Pengertian drainase multi purpose adalah jenis drainase yang memiliki beberapa fungsi dalam sistem pengairannya.

Biasanya terdapat dua fungsi sekaligus yaitu untuk mengalirkan air yang berupa limbah rumah tangga dan juga air hujan.

Kedua jenis air tersebut dapat berjalan secara berdampingan. Kunci dari jenis drainase ini adalah memiliki ruang yang besar agar mampu menampung keduanya.

Saluran drainase ini biasanya digabungkan karena sudah tidak ada tempat yang lain lagi sehingga mau tidak mau salurannya harus digabung.

Biasanya di kota-kota besar memang minim untuk daerah resapannya sehingga tidak masalah jika dalam satu saluran digunakan untuk 2 jenis air sekaligus.

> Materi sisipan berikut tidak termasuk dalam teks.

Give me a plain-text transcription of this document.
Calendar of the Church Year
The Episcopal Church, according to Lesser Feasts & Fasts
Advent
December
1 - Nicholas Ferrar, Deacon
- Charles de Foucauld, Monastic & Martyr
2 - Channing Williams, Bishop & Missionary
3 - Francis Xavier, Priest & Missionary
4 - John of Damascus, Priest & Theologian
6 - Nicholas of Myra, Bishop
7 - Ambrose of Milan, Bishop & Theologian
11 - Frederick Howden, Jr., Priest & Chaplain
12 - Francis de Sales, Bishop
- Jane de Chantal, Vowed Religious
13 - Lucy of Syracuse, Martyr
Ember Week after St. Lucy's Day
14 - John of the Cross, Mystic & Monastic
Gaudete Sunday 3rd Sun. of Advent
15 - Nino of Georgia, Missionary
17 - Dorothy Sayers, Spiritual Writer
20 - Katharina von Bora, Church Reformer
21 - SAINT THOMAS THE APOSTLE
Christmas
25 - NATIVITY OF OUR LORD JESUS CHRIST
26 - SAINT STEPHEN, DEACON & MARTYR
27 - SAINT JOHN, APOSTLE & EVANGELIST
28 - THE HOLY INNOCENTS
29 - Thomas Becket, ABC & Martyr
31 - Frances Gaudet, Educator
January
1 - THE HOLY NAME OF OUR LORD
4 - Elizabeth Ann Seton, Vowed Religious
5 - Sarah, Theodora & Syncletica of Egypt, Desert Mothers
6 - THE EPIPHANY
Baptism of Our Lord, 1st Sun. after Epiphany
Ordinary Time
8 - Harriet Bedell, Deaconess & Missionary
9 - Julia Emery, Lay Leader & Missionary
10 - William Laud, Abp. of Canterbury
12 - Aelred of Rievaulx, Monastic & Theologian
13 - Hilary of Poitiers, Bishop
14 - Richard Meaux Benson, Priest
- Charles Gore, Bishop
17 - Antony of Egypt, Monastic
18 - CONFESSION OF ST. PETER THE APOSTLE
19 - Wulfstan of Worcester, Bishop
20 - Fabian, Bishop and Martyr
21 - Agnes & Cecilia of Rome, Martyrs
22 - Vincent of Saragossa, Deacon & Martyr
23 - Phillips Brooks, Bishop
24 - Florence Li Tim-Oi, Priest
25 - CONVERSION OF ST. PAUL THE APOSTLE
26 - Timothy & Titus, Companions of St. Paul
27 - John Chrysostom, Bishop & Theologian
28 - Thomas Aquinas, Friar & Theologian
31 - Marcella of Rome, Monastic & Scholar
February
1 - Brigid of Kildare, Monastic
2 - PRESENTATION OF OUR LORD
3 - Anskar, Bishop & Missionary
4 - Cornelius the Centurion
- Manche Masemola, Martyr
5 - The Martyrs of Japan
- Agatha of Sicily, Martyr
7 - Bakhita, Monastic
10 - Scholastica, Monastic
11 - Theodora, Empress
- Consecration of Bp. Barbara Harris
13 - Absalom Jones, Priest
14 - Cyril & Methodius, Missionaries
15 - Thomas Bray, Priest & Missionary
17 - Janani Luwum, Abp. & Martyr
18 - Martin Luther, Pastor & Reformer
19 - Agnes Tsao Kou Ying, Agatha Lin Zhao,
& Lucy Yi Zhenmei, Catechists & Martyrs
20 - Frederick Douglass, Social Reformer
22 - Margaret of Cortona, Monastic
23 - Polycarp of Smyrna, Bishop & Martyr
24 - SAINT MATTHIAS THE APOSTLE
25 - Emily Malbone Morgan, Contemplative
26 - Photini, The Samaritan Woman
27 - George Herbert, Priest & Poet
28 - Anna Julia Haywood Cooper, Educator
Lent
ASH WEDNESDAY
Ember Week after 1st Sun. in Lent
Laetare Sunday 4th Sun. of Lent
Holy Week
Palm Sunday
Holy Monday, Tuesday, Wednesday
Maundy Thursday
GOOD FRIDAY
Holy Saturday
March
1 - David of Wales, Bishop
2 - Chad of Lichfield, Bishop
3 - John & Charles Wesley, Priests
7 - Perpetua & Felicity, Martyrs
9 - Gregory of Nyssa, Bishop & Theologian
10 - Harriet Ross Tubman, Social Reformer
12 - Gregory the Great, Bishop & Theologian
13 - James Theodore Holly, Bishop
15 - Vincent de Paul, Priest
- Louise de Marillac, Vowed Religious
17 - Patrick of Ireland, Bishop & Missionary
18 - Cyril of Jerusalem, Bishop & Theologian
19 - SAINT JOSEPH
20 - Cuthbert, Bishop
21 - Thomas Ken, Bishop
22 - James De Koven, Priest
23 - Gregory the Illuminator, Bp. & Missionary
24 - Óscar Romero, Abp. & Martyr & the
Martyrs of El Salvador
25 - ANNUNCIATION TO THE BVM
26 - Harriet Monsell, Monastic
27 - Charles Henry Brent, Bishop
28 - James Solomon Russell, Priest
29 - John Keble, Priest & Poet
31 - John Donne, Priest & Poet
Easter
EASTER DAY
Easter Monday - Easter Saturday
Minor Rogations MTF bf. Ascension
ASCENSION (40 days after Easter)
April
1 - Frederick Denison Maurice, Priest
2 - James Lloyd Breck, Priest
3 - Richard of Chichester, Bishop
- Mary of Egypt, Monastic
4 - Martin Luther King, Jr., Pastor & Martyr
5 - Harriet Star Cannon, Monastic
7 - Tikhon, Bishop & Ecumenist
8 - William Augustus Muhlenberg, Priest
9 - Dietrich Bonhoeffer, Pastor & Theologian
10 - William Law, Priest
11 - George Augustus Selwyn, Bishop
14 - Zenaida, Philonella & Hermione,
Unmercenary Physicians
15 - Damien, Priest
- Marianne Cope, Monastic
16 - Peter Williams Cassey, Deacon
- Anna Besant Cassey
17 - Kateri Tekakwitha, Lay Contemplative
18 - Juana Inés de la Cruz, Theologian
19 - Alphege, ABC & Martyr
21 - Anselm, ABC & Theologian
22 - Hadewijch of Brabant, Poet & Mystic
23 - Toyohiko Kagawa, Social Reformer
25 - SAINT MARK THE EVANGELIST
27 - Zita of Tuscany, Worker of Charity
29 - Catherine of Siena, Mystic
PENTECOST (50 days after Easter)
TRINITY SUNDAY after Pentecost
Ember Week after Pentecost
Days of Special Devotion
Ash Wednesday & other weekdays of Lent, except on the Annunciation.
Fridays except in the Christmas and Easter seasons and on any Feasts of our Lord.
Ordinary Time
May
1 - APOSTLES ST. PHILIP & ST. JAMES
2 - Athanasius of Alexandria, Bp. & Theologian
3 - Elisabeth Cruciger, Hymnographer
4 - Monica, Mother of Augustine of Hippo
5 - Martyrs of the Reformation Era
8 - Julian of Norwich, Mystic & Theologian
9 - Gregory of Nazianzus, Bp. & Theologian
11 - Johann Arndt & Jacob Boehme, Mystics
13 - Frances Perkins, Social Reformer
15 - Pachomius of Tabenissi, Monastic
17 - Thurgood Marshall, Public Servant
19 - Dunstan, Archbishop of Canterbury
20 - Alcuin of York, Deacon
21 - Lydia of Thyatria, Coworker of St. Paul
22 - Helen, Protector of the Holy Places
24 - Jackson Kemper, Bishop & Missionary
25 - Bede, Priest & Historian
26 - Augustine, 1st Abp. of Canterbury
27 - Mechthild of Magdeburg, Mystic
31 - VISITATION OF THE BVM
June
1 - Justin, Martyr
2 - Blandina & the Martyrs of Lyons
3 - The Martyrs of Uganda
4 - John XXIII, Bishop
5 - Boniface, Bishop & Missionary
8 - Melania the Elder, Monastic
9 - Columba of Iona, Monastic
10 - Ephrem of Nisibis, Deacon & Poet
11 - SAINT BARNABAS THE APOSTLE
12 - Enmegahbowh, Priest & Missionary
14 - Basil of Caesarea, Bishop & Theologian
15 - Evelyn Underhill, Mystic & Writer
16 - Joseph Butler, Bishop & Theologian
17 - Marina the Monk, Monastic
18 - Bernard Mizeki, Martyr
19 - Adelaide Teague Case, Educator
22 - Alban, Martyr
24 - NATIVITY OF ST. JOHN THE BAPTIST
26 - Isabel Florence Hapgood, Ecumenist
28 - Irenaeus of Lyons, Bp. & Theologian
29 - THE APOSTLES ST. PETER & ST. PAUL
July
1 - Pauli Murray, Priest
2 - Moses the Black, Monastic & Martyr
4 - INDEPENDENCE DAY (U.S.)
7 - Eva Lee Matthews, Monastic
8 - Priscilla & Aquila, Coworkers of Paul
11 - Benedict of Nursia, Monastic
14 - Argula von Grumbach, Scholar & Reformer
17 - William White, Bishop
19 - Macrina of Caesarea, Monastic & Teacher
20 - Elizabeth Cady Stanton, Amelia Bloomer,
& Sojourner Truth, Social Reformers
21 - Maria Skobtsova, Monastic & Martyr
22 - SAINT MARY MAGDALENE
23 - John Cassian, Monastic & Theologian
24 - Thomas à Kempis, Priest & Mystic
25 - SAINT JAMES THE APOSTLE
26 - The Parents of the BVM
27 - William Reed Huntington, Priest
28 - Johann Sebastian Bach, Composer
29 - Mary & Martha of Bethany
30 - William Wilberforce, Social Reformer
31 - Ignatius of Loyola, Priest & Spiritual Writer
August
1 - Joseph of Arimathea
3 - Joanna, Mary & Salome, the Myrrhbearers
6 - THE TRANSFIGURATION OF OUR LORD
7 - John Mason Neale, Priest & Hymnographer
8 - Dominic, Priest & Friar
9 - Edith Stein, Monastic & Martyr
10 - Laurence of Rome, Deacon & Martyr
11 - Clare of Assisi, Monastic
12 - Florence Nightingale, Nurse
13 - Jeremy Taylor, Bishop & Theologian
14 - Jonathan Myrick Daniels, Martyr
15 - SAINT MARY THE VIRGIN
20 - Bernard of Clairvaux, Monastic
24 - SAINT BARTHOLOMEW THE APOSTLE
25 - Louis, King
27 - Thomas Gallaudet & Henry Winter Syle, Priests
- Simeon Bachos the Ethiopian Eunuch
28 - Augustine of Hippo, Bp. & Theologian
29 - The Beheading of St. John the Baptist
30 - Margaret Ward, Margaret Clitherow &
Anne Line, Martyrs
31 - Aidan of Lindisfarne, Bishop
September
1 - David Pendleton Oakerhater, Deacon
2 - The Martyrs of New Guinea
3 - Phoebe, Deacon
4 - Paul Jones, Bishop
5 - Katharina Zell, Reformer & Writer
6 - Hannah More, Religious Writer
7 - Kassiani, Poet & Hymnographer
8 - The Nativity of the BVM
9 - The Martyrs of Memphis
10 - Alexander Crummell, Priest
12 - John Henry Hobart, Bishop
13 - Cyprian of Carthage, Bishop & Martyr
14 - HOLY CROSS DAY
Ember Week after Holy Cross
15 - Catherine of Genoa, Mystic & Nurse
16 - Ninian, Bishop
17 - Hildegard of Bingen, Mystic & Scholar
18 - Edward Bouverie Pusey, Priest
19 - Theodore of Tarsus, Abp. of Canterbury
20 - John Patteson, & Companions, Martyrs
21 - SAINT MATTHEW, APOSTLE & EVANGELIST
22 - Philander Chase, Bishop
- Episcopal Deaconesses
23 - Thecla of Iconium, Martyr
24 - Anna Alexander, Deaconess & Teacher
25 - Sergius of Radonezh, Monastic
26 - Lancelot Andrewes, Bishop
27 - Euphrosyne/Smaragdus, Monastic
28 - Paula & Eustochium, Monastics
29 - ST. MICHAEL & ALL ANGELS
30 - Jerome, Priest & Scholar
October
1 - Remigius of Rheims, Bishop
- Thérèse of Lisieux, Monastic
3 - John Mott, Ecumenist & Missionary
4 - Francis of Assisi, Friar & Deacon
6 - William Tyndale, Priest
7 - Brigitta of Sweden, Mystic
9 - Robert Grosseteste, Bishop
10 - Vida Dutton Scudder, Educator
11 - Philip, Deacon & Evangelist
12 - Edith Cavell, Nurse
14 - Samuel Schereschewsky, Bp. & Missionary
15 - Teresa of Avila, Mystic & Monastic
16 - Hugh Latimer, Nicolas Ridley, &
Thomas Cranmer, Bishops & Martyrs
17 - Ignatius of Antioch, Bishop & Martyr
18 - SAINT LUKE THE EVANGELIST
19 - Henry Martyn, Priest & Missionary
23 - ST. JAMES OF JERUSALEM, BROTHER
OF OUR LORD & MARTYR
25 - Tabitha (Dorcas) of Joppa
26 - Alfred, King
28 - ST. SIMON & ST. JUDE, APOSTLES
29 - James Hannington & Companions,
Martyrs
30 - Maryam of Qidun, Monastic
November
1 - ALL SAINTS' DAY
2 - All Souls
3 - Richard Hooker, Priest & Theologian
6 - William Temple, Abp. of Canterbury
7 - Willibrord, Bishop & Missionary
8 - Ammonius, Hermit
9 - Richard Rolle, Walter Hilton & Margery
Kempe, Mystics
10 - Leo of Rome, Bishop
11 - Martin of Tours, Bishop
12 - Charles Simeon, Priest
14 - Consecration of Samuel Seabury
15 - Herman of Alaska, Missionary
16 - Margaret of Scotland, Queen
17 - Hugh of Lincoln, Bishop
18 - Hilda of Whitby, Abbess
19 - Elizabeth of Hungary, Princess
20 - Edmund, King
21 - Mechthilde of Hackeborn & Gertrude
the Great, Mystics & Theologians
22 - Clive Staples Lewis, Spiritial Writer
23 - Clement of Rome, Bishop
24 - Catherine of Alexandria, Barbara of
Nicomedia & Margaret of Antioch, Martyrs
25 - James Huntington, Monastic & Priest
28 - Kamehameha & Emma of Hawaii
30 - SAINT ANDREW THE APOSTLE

Hal yang terpenting adalah salurannya memiliki kualitas yang bagus agar awet.

5. Saluran Terbuka

Drainase saluran terbuka

Saluran drainase yang terbuka bukanlah sebuah masalah yang berarti karena biasanya digunakan untuk menampung air hujan.

Jenis drainase ini tidak memiliki penutup yang rapat sehingga dapat terkontaminasi dengan udara luar.

Syarat jika ingin menggunakan drainase jenis ini adalah lubang yang terbuka jangan terlalu lebar karena benda-benda lain dapat masuk ke dalamnya yang mengakibatkan sumbatan.

6. Bentuk Siku

drainase bentuk siku

Drainase yang satu ini memiliki bentuk yang tidak biasanya yaitu membentuk sudut 90 derajat.

Hal ini bertujuan agar air dapat dengan cepat menuju ke sungai. Biasanya drainase bentuk siku dibuat karena bentuk permukaan relatif lebih tinggi jika dibandingkan dengan sungainya.

Fungsi dari drainase ini adalah sebagai wadah untuk pembuangan akhir yang berada di tengah kota.

Informasi mengenai pengertian drainase beserta dengan jenisnya tersebut dapat disimak dengan baik agar tidak salah lagi dalam mengartikannya.

Beberapa informasi tersebut tentu penting sebagai pengetahuan umum agar tidak salah ketika ada orang yang menanyakan.

Sekarang, masyarakat pun dapat membedakan setiap jenis drainase yang ada di lingkungan sekitar. Jangan sampai salah lagi ya.